Where we’ve seen inconsistencies
Prescriptive Language: LLMs love telling us what to do, and if you let it, it will happily and confidently develop and regurgitate a complete care plan for any individual patient chart you point it at, with or without guidance. EMRs are, in a very real way, legal records, which makes prescriptive outputs from LLMs at best risky, and at worst, fraud.
Not all regulations are bad
We said that there is no crystal ball for a patient’s health, which might lead one to wonder why this data hadn’t been used previously. Honestly, it simply wasn’t accessible.
Until recently, leveraging data outside of your system (and sometimes even within the system) Much access to this data was typically walled off within private EMRs, under the guise of privacy and protection, which complicated sharing of data even within a single system, however, in 2021 we started to see the beginnings of change, through the implementation of the Cures Act which was signed into law in 2016 and went into effect in 2022.

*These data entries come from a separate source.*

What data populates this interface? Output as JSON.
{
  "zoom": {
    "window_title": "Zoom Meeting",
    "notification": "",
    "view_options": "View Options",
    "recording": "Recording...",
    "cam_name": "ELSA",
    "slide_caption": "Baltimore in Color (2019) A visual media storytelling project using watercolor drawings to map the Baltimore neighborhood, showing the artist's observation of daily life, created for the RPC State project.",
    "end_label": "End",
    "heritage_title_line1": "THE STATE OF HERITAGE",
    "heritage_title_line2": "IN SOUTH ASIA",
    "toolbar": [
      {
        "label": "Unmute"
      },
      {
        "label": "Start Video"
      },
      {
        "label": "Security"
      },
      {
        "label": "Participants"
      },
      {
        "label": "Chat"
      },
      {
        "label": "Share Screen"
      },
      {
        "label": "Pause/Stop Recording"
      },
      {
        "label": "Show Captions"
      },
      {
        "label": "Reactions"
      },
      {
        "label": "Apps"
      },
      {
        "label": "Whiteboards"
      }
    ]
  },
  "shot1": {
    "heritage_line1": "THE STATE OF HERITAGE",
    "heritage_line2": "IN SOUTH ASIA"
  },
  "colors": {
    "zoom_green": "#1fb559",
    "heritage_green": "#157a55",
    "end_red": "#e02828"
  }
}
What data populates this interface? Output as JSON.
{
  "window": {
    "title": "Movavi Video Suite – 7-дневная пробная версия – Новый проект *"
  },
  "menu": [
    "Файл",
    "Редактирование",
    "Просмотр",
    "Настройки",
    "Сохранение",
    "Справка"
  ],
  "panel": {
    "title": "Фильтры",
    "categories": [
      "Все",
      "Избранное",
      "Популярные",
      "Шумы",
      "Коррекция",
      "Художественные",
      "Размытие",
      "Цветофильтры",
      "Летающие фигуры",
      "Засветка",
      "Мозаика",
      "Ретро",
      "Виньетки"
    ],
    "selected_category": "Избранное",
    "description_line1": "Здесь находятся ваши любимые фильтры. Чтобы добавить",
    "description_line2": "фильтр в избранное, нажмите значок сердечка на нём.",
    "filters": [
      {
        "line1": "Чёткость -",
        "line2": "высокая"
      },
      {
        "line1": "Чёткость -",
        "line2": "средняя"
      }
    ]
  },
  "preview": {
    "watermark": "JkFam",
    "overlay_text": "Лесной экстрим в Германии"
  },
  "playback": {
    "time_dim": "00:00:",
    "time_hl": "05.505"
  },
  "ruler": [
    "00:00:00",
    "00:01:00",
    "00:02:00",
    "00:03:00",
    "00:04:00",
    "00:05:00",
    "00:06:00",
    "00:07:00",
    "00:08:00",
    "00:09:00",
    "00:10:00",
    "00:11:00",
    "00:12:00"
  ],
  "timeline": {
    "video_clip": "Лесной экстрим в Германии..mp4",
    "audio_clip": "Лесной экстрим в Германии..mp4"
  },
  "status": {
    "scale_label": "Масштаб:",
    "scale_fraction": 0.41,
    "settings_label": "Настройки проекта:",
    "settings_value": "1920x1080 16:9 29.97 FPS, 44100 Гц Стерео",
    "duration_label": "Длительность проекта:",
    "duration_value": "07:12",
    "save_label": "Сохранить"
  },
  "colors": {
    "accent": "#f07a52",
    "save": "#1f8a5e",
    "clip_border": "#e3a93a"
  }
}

Brief Summary The 21st Century Cures Act mandated the creation of TEFCA (Trusted Exchange Framework and Common Agreement), a nationwide framework for secure health information exchange. TEFCA establishes a standard set of technical and legal requirements to enable different health information networks to connect and share data seamlessly across the country.
Who It Impacts
Healthcare providers and hospital systems
Health information exchanges (HIEs)
Health IT vendors and EHR developers
Patients accessing care across different networks
Qualified Health Information Networks (QHINs) participating in the framework
Benefits
Enables nationwide health data exchange across previously disconnected networks
Reduces burden on providers by standardizing exchange requirements
Improves patient care continuity when receiving treatment from multiple organizations
Streamlines access to patient records across state lines
Reduces duplicative testing and administrative costs
Creates a single on-ramp for organizations to connect to various networks
Better foundations lead to better results
The ROS is a critical cornerstone of effective medical practice, but its potential and efficacy have always been limited by the tools available. Coupling clean, structured data with thoughtfully deployed systems enables more effective treatment with far less effort or time.